Yes, because cities like Kharkiv are big industrial cities?
Yeah. There was an interesting analysis of this in [Radio Free Europe/Radio Liberty] a couple of days ago, in which they looked at the political elites in Lugansk and Kharkiv. The report said that the political and economic elites in those cities are finding the separatist gangs and the Russian presence somewhat useful because they protect against a Kiev government that is eager to assert its authority. It gives them a way of balancing against different pressures, both from Russia and from Kiev. And that may introduce a new disintegrative dynamic in these provinces.
We’ve tended to assume that the political and business elite were against Russian control, but now it may be that those elites are using these Russian groups to kind of hold on. We haven’t seen this play out fully, but the big-business men who were thought to be in favor of staying part of Ukraine may be recalculating. And that too could begin to weaken national unity.
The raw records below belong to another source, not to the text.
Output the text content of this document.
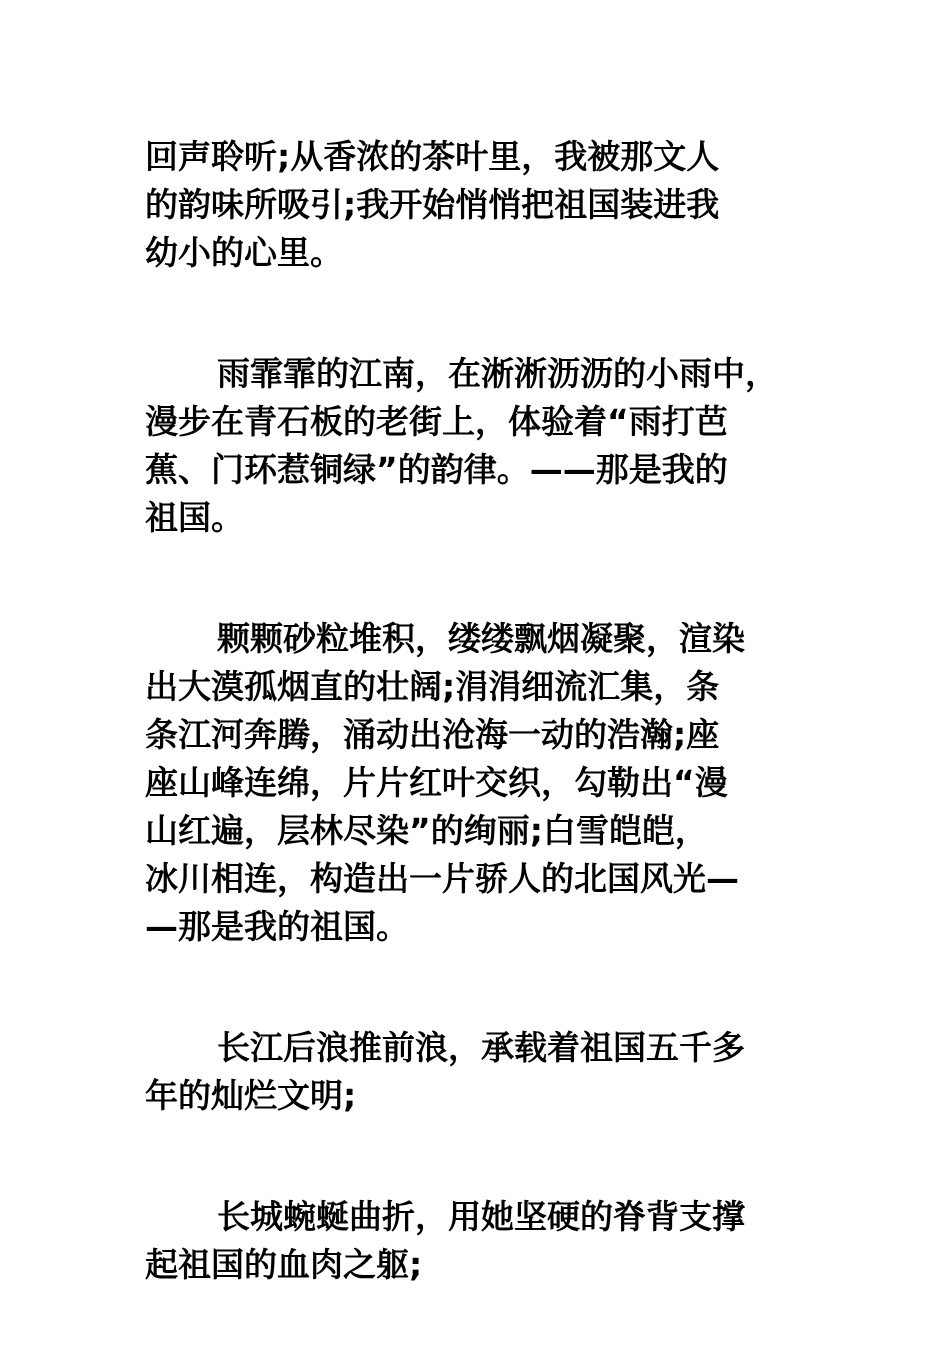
回声聆听;从香浓的茶叶里，我被那文人
的韵味所吸引;我开始悄悄把祖国装进我
幼小的心里。

雨霏霏的江南，在淅淅沥沥的小雨中，
漫步在青石板的老街上，体验着“雨打芭
蕉、门环惹铜绿”的韵律。——那是我的
祖国。

颗颗砂粒堆积，缕缕飘烟凝聚，渲染
出大漠孤烟直的壮阔;涓涓细流汇集，条
条江河奔腾，涌动出沧海一动的浩瀚;座
座山峰连绵，片片红叶交织，勾勒出“漫
山红遍，层林尽染”的绚丽;白雪皑皑，
冰川相连，构造出一片骄人的北国风光—
—那是我的祖国。

长江后浪推前浪，承载着祖国五千多
年的灿烂文明;

长城蜿蜒曲折，用她坚硬的脊背支撑
起祖国的血肉之躯;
Any guess who’s likely to win Ukraine’s presidency?
The polls have tended to show Petro Poroshenko, the so-called "Chocolate King," in the lead. He was an important figure in the Orange Revolution. Yulia Tymoshenko is a more divisive figure whose main asset in the minds of many is that she might be able to deal effectively with the Russians. She is thought to have Putin’s respect. She has cut deals with the Russians in the past, but her credibility in most of Ukraine is low.
She is, by the way, from the east, and is a Russian speaker whose Ukrainian is thought not to be particularly good despite her golden braids. But she has not polled well. And apart from this asset—being able to deal with the Russians—she doesn’t seem to have a lot of popular support.